Architecture and Workflow
- Stage A: Baseline Classification: Implemented in stage_a_baseline.py, this stage establishes a foundational intrusion classification model. Outputs include accuracy metrics, confusion matrices, ROC curves, and feature importance charts.
- Stage B: Adversarial Simulation: This stage, handled by attack_simulation.py and run_stage_b_attack.py, simulates adversarial attacks to test the resilience of the detection system. It can operate in dummy or real-data modes, supporting models like Random Forest (rf) and XGBoost (xgb). The output includes adversarial samples (X_adversarial_samples.csv).
- Stage C: Anomaly Safety Net: Utilizing stage_c_anomaly.py and stage_c_test.py, this stage implements an Isolation Forest model to act as a safety net, detecting anomalies. It generates a trained model (stage_c_isolation_forest.pkl) and SHAP summary plots (stage_c_shap_summary.png).
- Streamlit Dashboard: The app.py script powers an interactive dashboard that integrates the outputs from all stages.
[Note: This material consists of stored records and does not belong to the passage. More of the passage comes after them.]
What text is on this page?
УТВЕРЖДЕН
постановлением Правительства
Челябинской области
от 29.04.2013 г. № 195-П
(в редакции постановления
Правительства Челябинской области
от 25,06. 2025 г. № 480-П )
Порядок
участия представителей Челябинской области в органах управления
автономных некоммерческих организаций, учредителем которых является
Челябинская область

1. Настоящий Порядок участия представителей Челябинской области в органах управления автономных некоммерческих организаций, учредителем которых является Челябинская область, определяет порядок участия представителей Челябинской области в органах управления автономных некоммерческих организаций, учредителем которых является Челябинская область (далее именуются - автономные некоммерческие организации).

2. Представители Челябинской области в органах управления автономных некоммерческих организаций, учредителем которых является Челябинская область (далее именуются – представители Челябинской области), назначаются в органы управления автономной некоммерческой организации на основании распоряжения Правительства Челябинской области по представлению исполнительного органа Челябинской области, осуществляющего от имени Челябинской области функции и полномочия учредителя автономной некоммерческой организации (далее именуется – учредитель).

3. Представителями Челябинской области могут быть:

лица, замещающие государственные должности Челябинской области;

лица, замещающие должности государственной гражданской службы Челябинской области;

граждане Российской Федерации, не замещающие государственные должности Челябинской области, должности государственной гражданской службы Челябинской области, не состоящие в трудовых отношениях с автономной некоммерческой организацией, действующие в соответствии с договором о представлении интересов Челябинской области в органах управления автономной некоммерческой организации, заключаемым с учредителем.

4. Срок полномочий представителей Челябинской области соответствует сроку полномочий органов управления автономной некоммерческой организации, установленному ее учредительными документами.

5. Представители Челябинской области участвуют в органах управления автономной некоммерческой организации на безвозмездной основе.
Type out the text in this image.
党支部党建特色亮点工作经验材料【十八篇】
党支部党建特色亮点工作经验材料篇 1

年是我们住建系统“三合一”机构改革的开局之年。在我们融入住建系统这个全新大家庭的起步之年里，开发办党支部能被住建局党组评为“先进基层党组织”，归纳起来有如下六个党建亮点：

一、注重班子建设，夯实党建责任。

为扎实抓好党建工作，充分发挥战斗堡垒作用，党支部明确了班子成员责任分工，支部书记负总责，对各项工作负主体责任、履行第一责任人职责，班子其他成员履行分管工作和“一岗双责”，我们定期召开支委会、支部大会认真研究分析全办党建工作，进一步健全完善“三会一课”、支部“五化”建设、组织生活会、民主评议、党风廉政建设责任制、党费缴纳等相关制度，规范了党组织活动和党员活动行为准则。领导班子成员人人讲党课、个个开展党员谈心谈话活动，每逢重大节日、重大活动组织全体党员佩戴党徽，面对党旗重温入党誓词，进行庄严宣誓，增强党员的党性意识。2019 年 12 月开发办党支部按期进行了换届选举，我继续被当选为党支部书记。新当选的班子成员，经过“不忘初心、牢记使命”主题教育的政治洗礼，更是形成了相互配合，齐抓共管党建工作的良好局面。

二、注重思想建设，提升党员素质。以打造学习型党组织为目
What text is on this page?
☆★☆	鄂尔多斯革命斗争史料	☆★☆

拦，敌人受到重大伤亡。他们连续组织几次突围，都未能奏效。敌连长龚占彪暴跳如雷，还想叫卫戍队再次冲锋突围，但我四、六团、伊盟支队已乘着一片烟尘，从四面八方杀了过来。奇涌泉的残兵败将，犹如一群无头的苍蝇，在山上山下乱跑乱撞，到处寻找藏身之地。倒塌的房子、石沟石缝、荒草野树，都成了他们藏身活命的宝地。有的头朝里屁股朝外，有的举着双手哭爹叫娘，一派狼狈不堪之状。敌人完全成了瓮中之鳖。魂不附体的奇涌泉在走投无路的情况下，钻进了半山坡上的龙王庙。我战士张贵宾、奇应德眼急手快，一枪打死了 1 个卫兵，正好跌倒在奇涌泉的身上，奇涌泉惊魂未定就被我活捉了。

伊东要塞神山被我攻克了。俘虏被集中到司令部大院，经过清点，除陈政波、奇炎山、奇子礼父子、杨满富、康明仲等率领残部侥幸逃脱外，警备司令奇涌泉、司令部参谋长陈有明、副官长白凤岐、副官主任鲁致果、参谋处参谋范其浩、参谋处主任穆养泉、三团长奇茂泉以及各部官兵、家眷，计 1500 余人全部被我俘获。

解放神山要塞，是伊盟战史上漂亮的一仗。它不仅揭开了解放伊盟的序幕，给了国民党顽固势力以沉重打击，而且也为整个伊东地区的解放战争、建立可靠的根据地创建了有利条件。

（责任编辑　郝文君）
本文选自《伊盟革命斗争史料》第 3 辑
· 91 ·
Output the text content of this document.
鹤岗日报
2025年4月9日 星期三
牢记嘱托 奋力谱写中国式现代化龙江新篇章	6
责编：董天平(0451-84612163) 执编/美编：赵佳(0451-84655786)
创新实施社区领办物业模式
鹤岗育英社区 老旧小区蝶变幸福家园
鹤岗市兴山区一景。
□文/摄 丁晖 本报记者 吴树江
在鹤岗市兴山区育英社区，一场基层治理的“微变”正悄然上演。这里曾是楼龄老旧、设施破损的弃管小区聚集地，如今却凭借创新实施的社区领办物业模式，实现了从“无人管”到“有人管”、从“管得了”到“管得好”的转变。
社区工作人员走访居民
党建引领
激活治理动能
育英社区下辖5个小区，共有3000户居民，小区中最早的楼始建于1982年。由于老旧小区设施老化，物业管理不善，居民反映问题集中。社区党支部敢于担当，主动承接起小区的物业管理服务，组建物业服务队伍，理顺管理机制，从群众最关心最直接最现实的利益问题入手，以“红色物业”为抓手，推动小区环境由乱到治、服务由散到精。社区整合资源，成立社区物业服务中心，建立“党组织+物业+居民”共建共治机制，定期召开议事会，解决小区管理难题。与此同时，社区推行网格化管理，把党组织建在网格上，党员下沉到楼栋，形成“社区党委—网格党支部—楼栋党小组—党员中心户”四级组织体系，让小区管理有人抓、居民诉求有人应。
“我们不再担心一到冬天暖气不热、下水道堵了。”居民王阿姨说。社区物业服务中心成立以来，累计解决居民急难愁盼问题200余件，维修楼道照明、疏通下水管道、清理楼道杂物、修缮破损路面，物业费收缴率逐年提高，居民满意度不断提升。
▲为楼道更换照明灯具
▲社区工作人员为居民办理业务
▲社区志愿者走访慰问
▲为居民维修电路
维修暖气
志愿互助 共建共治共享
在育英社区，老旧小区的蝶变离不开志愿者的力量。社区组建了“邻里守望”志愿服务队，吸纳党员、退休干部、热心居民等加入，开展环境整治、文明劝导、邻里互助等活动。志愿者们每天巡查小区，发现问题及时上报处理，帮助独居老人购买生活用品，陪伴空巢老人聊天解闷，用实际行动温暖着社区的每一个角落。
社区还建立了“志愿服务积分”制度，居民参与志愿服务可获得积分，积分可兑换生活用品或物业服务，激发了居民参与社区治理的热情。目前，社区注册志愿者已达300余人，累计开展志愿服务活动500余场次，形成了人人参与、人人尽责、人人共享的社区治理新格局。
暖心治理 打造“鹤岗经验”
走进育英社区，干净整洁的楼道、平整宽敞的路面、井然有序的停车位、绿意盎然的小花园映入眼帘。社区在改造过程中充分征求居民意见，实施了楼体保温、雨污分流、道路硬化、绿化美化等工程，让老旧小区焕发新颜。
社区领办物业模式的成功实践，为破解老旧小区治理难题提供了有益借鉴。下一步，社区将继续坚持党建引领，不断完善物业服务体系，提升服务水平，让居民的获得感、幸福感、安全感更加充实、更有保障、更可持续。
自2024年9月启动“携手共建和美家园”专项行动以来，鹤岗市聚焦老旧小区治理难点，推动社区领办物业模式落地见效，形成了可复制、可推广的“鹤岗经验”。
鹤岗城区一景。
The current version includes cached data and model artifacts for efficiency, a unified adversarial path, a tabbed layout for different views (Dashboard, Detailed Analysis, Raw Data), and metric deltas to show attack impact and recovery.
Dataset and Setup
The project utilizes the KDDTrain_with_headers.csv dataset, with the 'label' column as the target. Setup involves installing dependencies via pip install -r requirements.txt.
Integration and Conventions
The anomaly convention in Stage C is -1 for anomaly and 1 for normal. The final defensive decision rule classifies an event as an attack if the classifier predicts an attack (1) OR the anomaly detector flags it as an anomaly (-1).
Documentation
Additional documentation is available in PROJECT_EXPLANATION.md, context.md, and handover.md, providing technical details, implementation status, and handover information.